Two motels sue Tillamook County over coronavirus shutdowns
PORTLAND, Ore. (AP) — Two motel owners in Pacific City are suing Tillamook County in federal court, saying coronavirus restrictions that stopped their businesses from fully operating in the last two months violate their constitutional rights.
The motels contend the county’s March 22 resolution halting most overnight lodging violates Fifth Amendment protections against the “taking of property without just compensation,” as well as their due process rights, The Oregonian/OregonLive reported.
The county lacked authority to issue the restrictions and adopted them in an “illogical and irrational” manner, the lawsuit says.

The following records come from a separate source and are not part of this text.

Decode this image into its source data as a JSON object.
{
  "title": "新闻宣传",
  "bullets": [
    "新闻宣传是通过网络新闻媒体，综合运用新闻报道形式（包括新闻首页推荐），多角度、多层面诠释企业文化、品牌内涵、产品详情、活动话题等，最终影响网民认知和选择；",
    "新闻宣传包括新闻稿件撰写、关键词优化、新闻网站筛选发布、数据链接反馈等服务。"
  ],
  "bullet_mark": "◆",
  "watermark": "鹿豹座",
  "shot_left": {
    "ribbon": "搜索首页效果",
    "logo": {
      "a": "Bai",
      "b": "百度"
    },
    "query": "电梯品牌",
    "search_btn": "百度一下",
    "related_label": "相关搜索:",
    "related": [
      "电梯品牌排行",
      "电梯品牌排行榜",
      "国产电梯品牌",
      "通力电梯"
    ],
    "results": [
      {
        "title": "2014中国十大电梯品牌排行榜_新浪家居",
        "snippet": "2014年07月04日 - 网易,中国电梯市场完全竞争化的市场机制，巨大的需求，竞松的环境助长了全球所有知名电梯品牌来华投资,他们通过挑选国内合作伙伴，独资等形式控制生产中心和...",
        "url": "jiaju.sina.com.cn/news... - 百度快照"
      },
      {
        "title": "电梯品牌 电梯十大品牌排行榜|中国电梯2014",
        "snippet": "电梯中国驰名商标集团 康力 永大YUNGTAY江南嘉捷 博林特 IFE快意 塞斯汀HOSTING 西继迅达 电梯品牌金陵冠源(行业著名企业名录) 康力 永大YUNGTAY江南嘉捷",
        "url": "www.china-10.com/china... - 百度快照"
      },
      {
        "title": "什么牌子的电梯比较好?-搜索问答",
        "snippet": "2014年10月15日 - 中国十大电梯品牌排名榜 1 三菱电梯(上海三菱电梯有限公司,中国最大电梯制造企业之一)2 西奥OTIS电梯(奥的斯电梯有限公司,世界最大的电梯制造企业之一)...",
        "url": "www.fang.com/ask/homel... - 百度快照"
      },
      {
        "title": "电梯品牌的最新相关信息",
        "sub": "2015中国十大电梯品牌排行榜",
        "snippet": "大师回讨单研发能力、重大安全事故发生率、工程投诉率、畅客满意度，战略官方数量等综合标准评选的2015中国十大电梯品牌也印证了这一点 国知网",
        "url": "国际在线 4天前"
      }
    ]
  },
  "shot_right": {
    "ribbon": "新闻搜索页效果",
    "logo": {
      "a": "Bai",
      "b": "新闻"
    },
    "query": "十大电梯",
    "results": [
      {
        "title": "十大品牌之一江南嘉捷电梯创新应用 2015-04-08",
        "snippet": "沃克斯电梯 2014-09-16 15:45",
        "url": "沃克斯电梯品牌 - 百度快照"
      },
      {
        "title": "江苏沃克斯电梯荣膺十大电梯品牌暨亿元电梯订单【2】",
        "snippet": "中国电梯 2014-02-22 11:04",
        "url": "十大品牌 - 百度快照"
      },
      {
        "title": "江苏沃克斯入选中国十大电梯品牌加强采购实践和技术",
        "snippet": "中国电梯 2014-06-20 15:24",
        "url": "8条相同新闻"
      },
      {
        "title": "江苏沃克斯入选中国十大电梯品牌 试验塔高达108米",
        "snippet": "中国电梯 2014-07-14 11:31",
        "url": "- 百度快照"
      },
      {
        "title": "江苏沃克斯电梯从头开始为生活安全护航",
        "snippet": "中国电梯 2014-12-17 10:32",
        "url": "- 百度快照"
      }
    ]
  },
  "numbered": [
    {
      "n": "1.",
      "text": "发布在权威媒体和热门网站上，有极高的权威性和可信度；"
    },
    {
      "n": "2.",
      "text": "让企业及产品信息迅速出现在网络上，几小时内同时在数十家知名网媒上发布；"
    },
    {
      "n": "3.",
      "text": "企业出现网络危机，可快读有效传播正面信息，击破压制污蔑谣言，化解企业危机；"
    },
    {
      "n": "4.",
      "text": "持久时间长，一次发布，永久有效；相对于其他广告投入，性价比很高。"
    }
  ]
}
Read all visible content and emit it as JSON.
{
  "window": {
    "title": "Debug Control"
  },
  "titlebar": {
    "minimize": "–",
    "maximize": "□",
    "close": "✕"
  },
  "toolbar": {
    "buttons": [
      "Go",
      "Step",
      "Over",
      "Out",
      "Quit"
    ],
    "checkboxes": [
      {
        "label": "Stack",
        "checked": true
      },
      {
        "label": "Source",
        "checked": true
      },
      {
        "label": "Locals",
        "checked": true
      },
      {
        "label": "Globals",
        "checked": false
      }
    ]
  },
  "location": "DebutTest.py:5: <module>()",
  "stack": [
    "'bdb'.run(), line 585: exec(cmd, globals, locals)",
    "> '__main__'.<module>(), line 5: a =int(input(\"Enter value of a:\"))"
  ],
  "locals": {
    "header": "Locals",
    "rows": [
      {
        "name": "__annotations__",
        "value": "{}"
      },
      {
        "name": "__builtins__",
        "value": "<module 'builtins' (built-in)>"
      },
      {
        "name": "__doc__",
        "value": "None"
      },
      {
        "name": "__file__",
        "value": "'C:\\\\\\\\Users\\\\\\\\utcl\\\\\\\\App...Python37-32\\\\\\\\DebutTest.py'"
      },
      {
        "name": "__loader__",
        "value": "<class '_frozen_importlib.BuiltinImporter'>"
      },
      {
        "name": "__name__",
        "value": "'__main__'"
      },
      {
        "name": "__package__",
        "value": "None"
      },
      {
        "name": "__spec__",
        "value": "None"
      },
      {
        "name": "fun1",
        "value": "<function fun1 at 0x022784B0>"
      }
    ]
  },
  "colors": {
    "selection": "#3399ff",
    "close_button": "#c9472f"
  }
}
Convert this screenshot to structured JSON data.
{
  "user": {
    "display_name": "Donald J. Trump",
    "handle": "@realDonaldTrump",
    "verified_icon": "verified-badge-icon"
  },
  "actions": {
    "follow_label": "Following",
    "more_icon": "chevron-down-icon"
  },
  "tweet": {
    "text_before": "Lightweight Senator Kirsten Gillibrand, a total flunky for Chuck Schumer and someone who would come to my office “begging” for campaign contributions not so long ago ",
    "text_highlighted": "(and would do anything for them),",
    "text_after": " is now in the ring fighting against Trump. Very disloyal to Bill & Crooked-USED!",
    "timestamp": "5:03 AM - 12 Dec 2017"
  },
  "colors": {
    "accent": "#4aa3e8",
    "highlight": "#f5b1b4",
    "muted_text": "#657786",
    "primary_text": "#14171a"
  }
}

The resolution called for closing all transient lodging -- hotels, motels, bed-and-breakfasts and short-term rentals including condos -- “to all visitors who are not providing essential services or are here for commercial reasons such as construction, trucking, etc.”
The County Board of Commissioners found that COVID-19 represents “an unprecedented threat to public health the likes of which has not been seen in the past 100 years” and that the severity of the threat to life, health and safety called for “extreme measures and immediate action.’’
The plaintiffs, owners of the Anchorage Motel and The Pacific City Inn, say they’ve lost tens of thousands of dollars as a result of the county order.
The suit was filed Wednesday in U.S. District Court in Portland.
Tillamook County counsel William K. Sargent didn’t respond immediately to a message seeking comment.
On May 5, the Tillamook board adopted a new resolution, extending its emergency order through May 31. The resolution does allow for private “transient lodging” facilities in unincorporated Tillamook County to reopen, starting at noon on May 29, but says all publicly owned transient lodging will remain closed.